Arguably the most important goal of the workshops was to encourage the pupils to be responsible citizen scientists. Most of them had already collected fossils from local sites, and some brought examples to show me, such as ammonites and crinoids. One way to address the problems that can arise from unregulated collecting is to educate young people to protect their local natural heritage. To achieve this I incorporated the Scottish Fossil Code (created by Scottish Natural Heritage, SNH) into the talk, simplifying the message into four bullet points: Ask an Adult (don’t collect without checking it’s okay with landowners); Be Responsible (look after yourself and look after nature); Be a Good Scientist (take notes about what you find); and Tell and Expert (if you find something, show it to someone!) The children were extremely receptive to the idea that by behaving responsibly they were being like real scientists, as well as looking after their environment.

Our parting gift to the teachers was to over-excite their pupils with the role-playing Fossilisation Game.
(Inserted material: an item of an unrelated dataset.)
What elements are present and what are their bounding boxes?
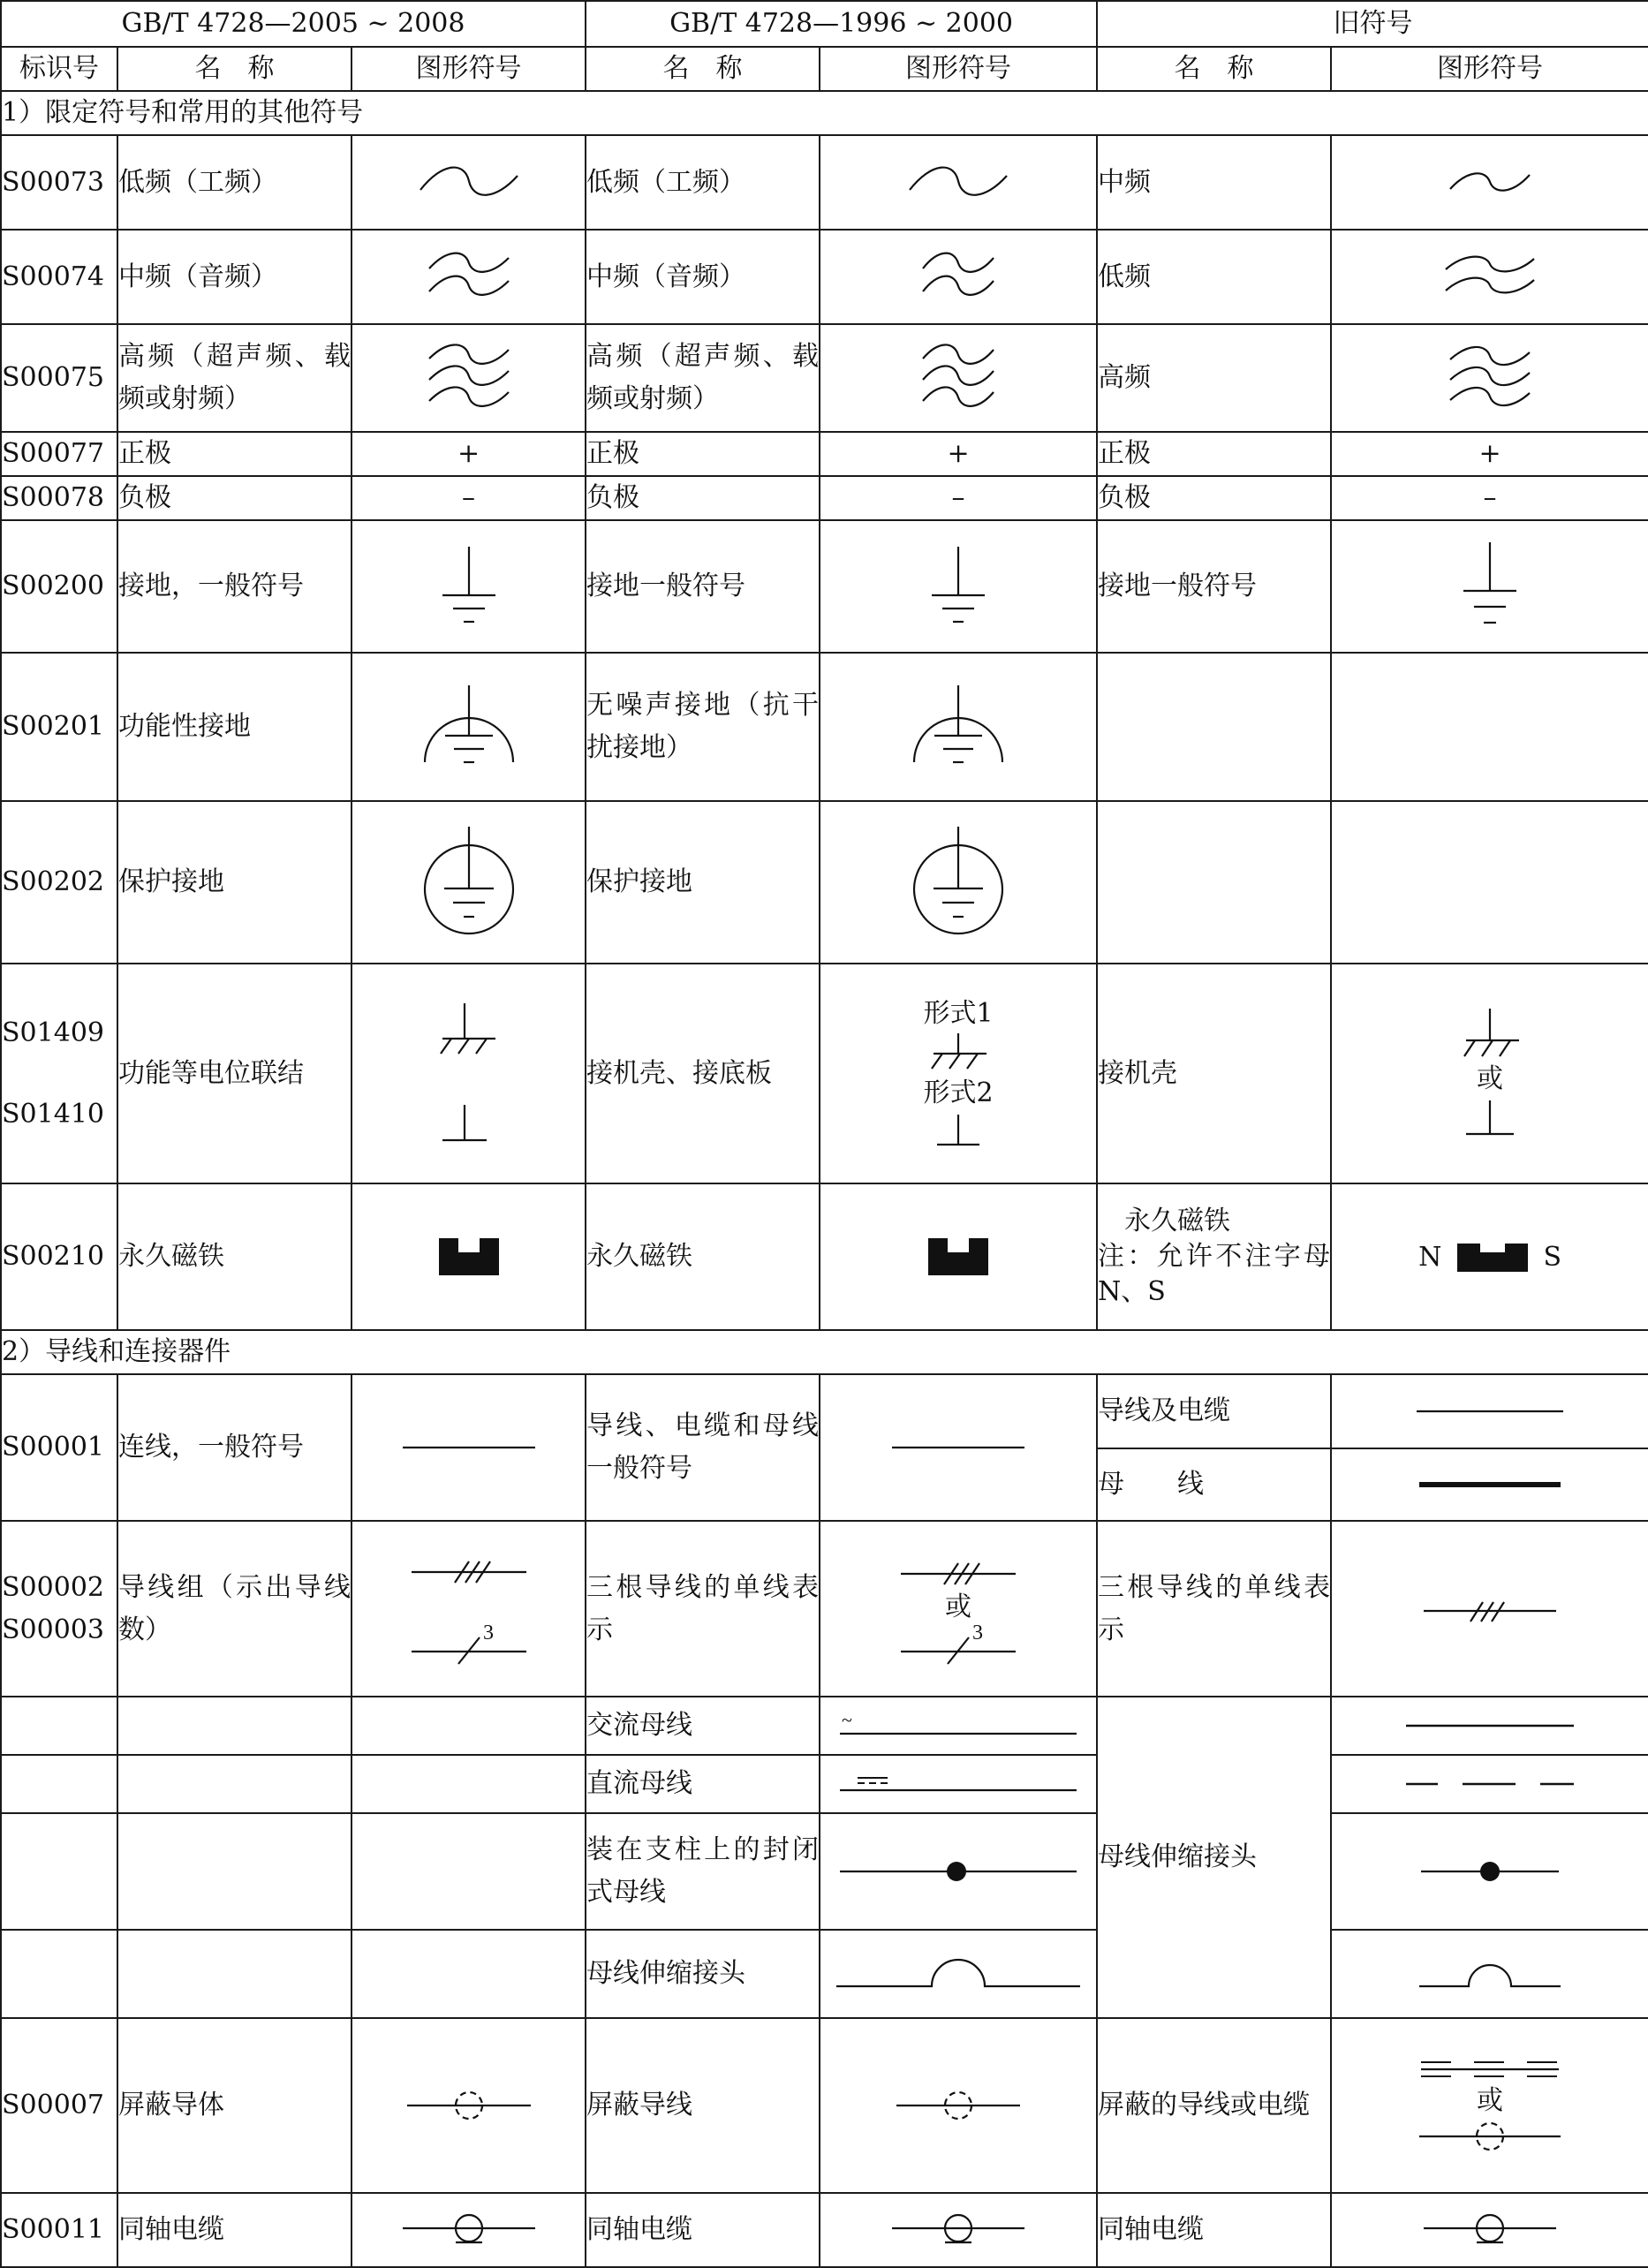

Adapted from a simpler version I found online, this game taught them about taphonomy and fossil bias. Pupils were allocated animals from Jurassic Skye, and encouraged to role-play as their animal (you can imagine the chaos). After a few minutes, we yelled at them to all ‘drop dead!’ As they lay giggling in dramatic death poses on the floor, I circulated a bag of cards to draw from randomly, and these told them if they became a fossil or not, and why. We then looked at how representative the remaining fossils were of the original animal assemblage, and the ‘best’ ways to become a fossil. 

I adapted a fossilisation game I found online to make it Jurassic Skye themed.
Anyone who does regular outreach work in schools will know how intense and exhausting it is. Between visits we spent hours on the road, often only able to pick up basic food from petrol stations or supermarkets and eating it in the car on the way to our next location. But the results, and the excitement of the pupils, were more than enough reward for the effort.
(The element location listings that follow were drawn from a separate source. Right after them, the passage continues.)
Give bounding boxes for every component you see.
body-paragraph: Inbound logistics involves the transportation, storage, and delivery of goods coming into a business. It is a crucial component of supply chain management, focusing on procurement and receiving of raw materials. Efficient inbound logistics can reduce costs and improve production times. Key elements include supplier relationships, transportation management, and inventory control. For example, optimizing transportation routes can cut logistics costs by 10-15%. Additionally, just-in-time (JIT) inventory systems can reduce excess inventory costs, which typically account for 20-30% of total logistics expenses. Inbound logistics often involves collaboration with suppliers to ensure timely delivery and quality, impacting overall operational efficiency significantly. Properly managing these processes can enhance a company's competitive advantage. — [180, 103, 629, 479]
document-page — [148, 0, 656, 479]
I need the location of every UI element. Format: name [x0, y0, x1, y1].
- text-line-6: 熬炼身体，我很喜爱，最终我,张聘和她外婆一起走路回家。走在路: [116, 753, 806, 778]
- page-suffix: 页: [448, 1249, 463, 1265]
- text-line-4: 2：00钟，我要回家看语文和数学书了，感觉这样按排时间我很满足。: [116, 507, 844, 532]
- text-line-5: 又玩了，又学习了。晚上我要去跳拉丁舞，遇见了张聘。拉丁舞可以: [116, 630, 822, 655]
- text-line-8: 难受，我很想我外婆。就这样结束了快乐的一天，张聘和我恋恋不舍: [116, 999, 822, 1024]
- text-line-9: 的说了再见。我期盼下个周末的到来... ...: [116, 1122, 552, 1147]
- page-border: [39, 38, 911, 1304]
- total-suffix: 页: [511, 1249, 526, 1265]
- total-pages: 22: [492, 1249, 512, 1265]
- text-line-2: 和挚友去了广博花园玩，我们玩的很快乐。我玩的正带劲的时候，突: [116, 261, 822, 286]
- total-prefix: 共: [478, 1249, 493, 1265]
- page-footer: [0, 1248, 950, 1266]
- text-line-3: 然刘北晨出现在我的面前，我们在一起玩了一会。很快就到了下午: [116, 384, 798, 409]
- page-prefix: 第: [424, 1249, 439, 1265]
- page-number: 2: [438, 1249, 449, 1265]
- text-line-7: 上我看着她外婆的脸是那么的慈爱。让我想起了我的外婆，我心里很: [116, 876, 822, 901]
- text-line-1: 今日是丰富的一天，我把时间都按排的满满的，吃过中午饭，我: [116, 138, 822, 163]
‘Yes! It’s fab for kids here to experience visits like this! We’re so far away from cities!’ - Teacher
‘Thank you! The kids all LOVED the workshops – please come again soon!’ - Teacher 

In the following months pupils entered our Scottish Fossil Art Competition. We received 127 entries, and there were four winners and 18 highly commended entries, chosen in consultation with the Natural Sciences department at NMS. The prizes included books, stickers, and postcards of extinct animals, and a ‘Palaeontologist’s Starter Kit’, with hand lens, notebook, and identification guides. As well as this, one overall winner received a rock collection for their school to learn from, containing the main rock types found in Scotland (generously donated by Angus Miller of the Scottish Geodiversity Forum).
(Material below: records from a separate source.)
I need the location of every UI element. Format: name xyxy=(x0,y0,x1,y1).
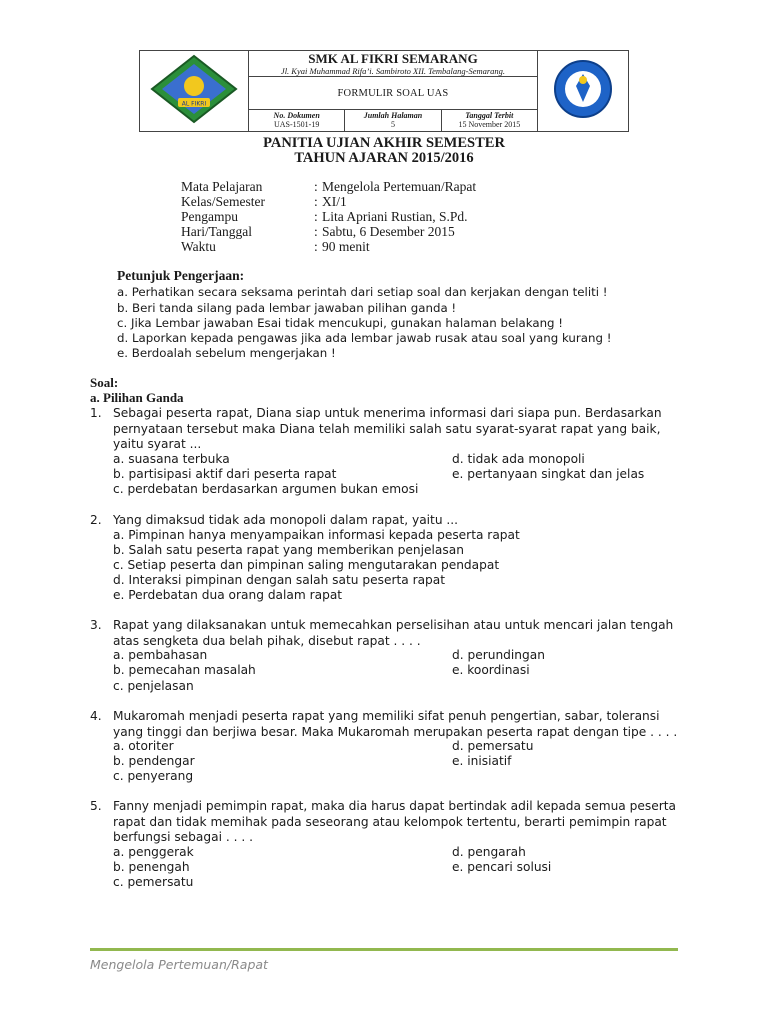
footer-divider xyxy=(90,948,678,951)
instruction-item: e. Berdoalah sebelum mengerjakan ! xyxy=(117,346,336,360)
academic-year: TAHUN AJARAN 2015/2016 xyxy=(294,150,474,166)
info-label: Mata Pelajaran xyxy=(181,179,263,194)
question-number: 2. xyxy=(90,513,102,527)
info-label: Kelas/Semester xyxy=(181,194,265,209)
question-text: Mukaromah menjadi peserta rapat yang memiliki sifat penuh pengertian, sabar, toleransi yang tinggi dan berjiwa besar. Maka Mukaromah merupakan peserta rapat dengan tipe . . . . xyxy=(113,709,678,739)
answer-option: e. koordinasi xyxy=(452,663,530,677)
answer-option: a. Pimpinan hanya menyampaikan informasi kepada peserta rapat xyxy=(113,528,520,542)
section-heading: a. Pilihan Ganda xyxy=(90,390,184,405)
answer-option: b. pendengar xyxy=(113,754,195,768)
answer-option: b. partisipasi aktif dari peserta rapat xyxy=(113,467,337,481)
info-row-teacher: Pengampu : Lita Apriani Rustian, S.Pd. xyxy=(181,209,468,224)
answer-option: e. inisiatif xyxy=(452,754,512,768)
question-text: Yang dimaksud tidak ada monopoli dalam rapat, yaitu ... xyxy=(113,513,459,527)
question-text: Sebagai peserta rapat, Diana siap untuk menerima informasi dari siapa pun. Berdasarkan pernyataan tersebut maka Diana telah memiliki salah satu syarat-syarat rapat yang baik, yaitu syarat ... xyxy=(113,406,662,451)
info-value: Sabtu, 6 Desember 2015 xyxy=(322,224,455,239)
answer-option: b. Salah satu peserta rapat yang memberikan penjelasan xyxy=(113,543,464,557)
school-logo-icon xyxy=(150,54,238,124)
answer-option: a. suasana terbuka xyxy=(113,452,230,466)
info-value: Mengelola Pertemuan/Rapat xyxy=(322,179,477,194)
answer-option: d. pengarah xyxy=(452,845,526,859)
question-number: 4. xyxy=(90,709,102,723)
info-row-time: Waktu : 90 menit xyxy=(181,239,370,254)
soal-heading: Soal: xyxy=(90,375,119,390)
instructions-title: Petunjuk Pengerjaan: xyxy=(117,268,245,283)
answer-option: c. penjelasan xyxy=(113,679,194,693)
page-count-label: Jumlah Halaman xyxy=(363,111,423,121)
answer-option: a. otoriter xyxy=(113,739,174,753)
logo-text: AL FIKRI xyxy=(181,100,207,107)
question-number: 5. xyxy=(90,799,102,813)
answer-option: e. Perdebatan dua orang dalam rapat xyxy=(113,588,343,602)
form-title: FORMULIR SOAL UAS xyxy=(337,87,449,99)
answer-option: d. tidak ada monopoli xyxy=(452,452,585,466)
form-title-cell xyxy=(249,77,538,109)
ministry-logo-cell xyxy=(538,51,629,132)
info-value: 90 menit xyxy=(322,239,370,254)
answer-option: d. pemersatu xyxy=(452,739,534,753)
info-label: Waktu xyxy=(181,239,216,254)
issue-date-cell xyxy=(441,109,537,131)
question-number: 3. xyxy=(90,618,102,632)
school-name-cell xyxy=(249,51,538,77)
info-row-subject: Mata Pelajaran : Mengelola Pertemuan/Rapat xyxy=(181,179,477,194)
info-value: Lita Apriani Rustian, S.Pd. xyxy=(322,209,468,224)
answer-option: b. pemecahan masalah xyxy=(113,663,256,677)
info-value: XI/1 xyxy=(322,194,347,209)
answer-option: d. perundingan xyxy=(452,648,545,662)
info-label: Pengampu xyxy=(181,209,238,224)
answer-option: b. penengah xyxy=(113,860,190,874)
answer-option: a. pembahasan xyxy=(113,648,208,662)
ministry-logo-icon xyxy=(552,58,614,120)
answer-option: c. pemersatu xyxy=(113,875,194,889)
footer-text: Mengelola Pertemuan/Rapat xyxy=(90,957,268,972)
doc-number-cell xyxy=(249,109,345,131)
issue-date-label: Tanggal Terbit xyxy=(465,111,514,121)
question-number: 1. xyxy=(90,406,102,420)
page-count-cell xyxy=(345,109,441,131)
doc-number-value: UAS-1501-19 xyxy=(273,120,320,130)
exam-title: PANITIA UJIAN AKHIR SEMESTER xyxy=(263,135,505,151)
answer-option: c. penyerang xyxy=(113,769,194,783)
question-text: Rapat yang dilaksanakan untuk memecahkan perselisihan atau untuk mencari jalan tengah atas sengketa dua belah pihak, disebut rapat . . . . xyxy=(113,618,674,648)
instruction-item: b. Beri tanda silang pada lembar jawaban pilihan ganda ! xyxy=(117,301,457,315)
info-row-date: Hari/Tanggal : Sabtu, 6 Desember 2015 xyxy=(181,224,455,239)
answer-option: a. penggerak xyxy=(113,845,194,859)
answer-option: d. Interaksi pimpinan dengan salah satu peserta rapat xyxy=(113,573,446,587)
doc-number-label: No. Dokumen xyxy=(273,111,320,121)
instruction-item: c. Jika Lembar jawaban Esai tidak mencukupi, gunakan halaman belakang ! xyxy=(117,316,564,330)
answer-option: c. Setiap peserta dan pimpinan saling mengutarakan pendapat xyxy=(113,558,500,572)
page-count-value: 5 xyxy=(390,120,395,130)
answer-option: e. pertanyaan singkat dan jelas xyxy=(452,467,645,481)
info-label: Hari/Tanggal xyxy=(181,224,253,239)
school-name: SMK AL FIKRI SEMARANG xyxy=(308,51,478,67)
info-row-class: Kelas/Semester : XI/1 xyxy=(181,194,347,209)
school-address: Jl. Kyai Muhammad Rifa’i. Sambiroto XII. Tembalang-Semarang. xyxy=(280,66,506,77)
issue-date-value: 15 November 2015 xyxy=(458,120,521,130)
question-text: Fanny menjadi pemimpin rapat, maka dia harus dapat bertindak adil kepada semua peserta rapat dan tidak memihak pada seseorang atau kelompok tertentu, berarti pemimpin rapat berfungsi sebagai . . . . xyxy=(113,799,676,844)
instruction-item: d. Laporkan kepada pengawas jika ada lembar jawab rusak atau soal yang kurang ! xyxy=(117,331,612,345)
answer-option: e. pencari solusi xyxy=(452,860,552,874)
school-logo-cell xyxy=(140,51,249,132)
instruction-item: a. Perhatikan secara seksama perintah dari setiap soal dan kerjakan dengan teliti ! xyxy=(117,285,608,299)
answer-option: c. perdebatan berdasarkan argumen bukan emosi xyxy=(113,482,419,496)
header-table xyxy=(139,50,629,132)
The winners of the Scottish Fossil Art Competition.
Winners received this pack of prizes.
The overall winner also won a Scottish rock collection for the whole school to enjoy.
It was an amazing experience, made possible by PalAss funding (grant number PA-OE201801). I couldn’t have done it without the generous support and donations from NMS, SNH (especially Colin MacFadyen), the Scottish Geodiversity Forum, the STEM team at the University of the Highlands and Islands (esp. Mairi Stewart),  Dunedin Academic Press (esp. Anthony Kinahan), and the British Geological Survey in Edinburgh. Thanks to Roger Benson and Steve Brusatte for providing additional Skye fossils to print. I’m so grateful to everyone who supported me, and of course to Matt Humpage for helping design the content and deliver the workshops.

With an increased interest in Scotland’s fossils, it’s important to share the science of palaeontology with as many people as possible. It would be amazing if the workshops could continue, ideally expanding to reach the rest of Scotland. Hopefully more of us will take our research back into communitieswho knows, maybe it will inspire the next generation of citizen scientists to pursue careers in research and conservation?